1. an apparition of a living person supposed to portend his or her death.
2. a visible spirit.
     Well, what the fuck does "portend" mean?! I look it up and find out it's a verb form of foreshadow. I go back to the original word and read over the definition one more time. Wraith. Huh. I softly nod to myself before returning to Instagram.
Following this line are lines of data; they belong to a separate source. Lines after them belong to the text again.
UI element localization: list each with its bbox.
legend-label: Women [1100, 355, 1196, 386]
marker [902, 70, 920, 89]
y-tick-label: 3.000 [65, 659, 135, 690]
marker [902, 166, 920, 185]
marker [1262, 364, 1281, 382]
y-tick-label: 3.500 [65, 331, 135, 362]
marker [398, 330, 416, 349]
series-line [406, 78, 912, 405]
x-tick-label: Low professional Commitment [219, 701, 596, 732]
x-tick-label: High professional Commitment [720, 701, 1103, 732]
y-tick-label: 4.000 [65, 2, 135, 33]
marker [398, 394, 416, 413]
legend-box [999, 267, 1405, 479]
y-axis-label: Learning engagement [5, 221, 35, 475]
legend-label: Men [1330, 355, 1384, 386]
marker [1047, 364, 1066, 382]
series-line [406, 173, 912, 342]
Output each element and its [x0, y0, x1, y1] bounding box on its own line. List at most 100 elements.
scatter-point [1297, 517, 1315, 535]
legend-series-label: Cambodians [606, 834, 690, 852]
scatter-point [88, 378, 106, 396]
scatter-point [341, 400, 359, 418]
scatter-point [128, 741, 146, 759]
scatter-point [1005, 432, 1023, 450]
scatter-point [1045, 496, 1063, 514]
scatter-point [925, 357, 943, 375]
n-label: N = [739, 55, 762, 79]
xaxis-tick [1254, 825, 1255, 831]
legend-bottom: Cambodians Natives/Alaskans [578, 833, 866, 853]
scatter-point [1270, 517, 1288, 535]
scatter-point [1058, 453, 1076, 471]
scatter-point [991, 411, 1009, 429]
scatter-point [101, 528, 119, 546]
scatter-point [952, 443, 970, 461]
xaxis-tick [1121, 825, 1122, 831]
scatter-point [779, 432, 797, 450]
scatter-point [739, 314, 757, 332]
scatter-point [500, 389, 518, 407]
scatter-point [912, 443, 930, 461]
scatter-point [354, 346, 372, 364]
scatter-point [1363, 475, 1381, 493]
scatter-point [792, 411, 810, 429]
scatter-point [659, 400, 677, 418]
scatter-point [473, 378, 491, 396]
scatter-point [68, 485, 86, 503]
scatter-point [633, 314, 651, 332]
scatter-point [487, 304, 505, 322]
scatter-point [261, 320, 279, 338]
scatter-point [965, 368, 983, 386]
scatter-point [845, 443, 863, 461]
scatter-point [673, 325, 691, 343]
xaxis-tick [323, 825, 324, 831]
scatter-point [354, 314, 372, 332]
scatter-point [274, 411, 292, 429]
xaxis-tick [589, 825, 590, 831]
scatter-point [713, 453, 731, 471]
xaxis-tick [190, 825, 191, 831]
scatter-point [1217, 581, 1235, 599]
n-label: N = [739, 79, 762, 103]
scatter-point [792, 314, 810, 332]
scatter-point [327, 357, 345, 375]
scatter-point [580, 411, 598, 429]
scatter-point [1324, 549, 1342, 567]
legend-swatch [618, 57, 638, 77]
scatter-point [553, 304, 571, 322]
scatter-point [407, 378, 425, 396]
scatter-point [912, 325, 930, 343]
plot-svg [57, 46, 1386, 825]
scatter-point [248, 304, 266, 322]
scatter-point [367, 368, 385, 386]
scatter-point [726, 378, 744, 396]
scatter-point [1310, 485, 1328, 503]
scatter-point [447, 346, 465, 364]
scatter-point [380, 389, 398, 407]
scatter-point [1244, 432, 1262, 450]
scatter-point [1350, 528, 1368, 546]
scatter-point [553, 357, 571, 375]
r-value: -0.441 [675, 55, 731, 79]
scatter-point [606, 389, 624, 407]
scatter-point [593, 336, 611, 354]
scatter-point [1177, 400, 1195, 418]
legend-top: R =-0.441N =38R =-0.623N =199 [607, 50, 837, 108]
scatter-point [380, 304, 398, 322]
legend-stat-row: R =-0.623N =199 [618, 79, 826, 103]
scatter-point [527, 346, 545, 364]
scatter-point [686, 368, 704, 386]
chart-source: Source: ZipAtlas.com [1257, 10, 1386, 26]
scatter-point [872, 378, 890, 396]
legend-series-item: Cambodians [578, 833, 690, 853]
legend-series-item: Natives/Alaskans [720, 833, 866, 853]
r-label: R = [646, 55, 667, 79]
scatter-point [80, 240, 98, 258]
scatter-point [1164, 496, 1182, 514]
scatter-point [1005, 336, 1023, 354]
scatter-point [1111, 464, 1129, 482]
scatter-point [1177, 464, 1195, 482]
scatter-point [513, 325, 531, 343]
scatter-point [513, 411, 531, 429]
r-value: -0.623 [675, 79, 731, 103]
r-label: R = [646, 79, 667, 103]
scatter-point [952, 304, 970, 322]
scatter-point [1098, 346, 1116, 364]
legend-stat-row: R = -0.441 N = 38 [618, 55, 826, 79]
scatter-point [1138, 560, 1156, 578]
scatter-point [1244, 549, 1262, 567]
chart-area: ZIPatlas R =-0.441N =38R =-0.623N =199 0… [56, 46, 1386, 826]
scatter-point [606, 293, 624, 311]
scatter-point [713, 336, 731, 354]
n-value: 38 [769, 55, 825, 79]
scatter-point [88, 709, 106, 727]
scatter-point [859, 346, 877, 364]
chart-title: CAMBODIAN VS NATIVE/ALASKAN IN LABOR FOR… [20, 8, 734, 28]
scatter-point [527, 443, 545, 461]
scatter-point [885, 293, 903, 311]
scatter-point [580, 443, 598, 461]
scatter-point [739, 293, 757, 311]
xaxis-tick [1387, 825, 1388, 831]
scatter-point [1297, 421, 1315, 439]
     I click on pictures that stand out to me. A throwback to 1983 reads, "The only wedding I care about is Michelle Pfeiffer and Al Pacino behind the scenes of 'Scarface'." It's a cinematic jewel and I tap the heart a little too aggressively. I see a reply to a tweet that says, "When I tell you America hates Black people eh..." I touch it to do further investigating. The original post reveals, "3 Black men were hit by a truck & are being fined for not wearing reflective clothing, while the driver walks free." Only one comment appears underneath the photo and it tugs at raw emotions: "All lives can't matter until Black lives do..." And I'm shook. Living in 2018, I refuse to become desensitized by issues that matter. I swipe to the left and are two images next to one another. "Two people suspected of stealing 90 cans of baby formula from Walmart," it says with the mugshots of a Black man and woman. To the right is a happy family photo of a white man, girl, and lady. "St. Charles man killed daughters before telling wife to 'live  and suffer'." I've seen too many media headlines where white perpetrators are presented in a wholesome, normal light while people of color are almost strictly represented by mugshots.
     I hear a noise that indicates the computer logged me off from inactivity. Another security measure. I stretch my badge to get back in, but right before I reach it, a call light goes off. I lock my phone, slip it into my pocket, and head towards the room.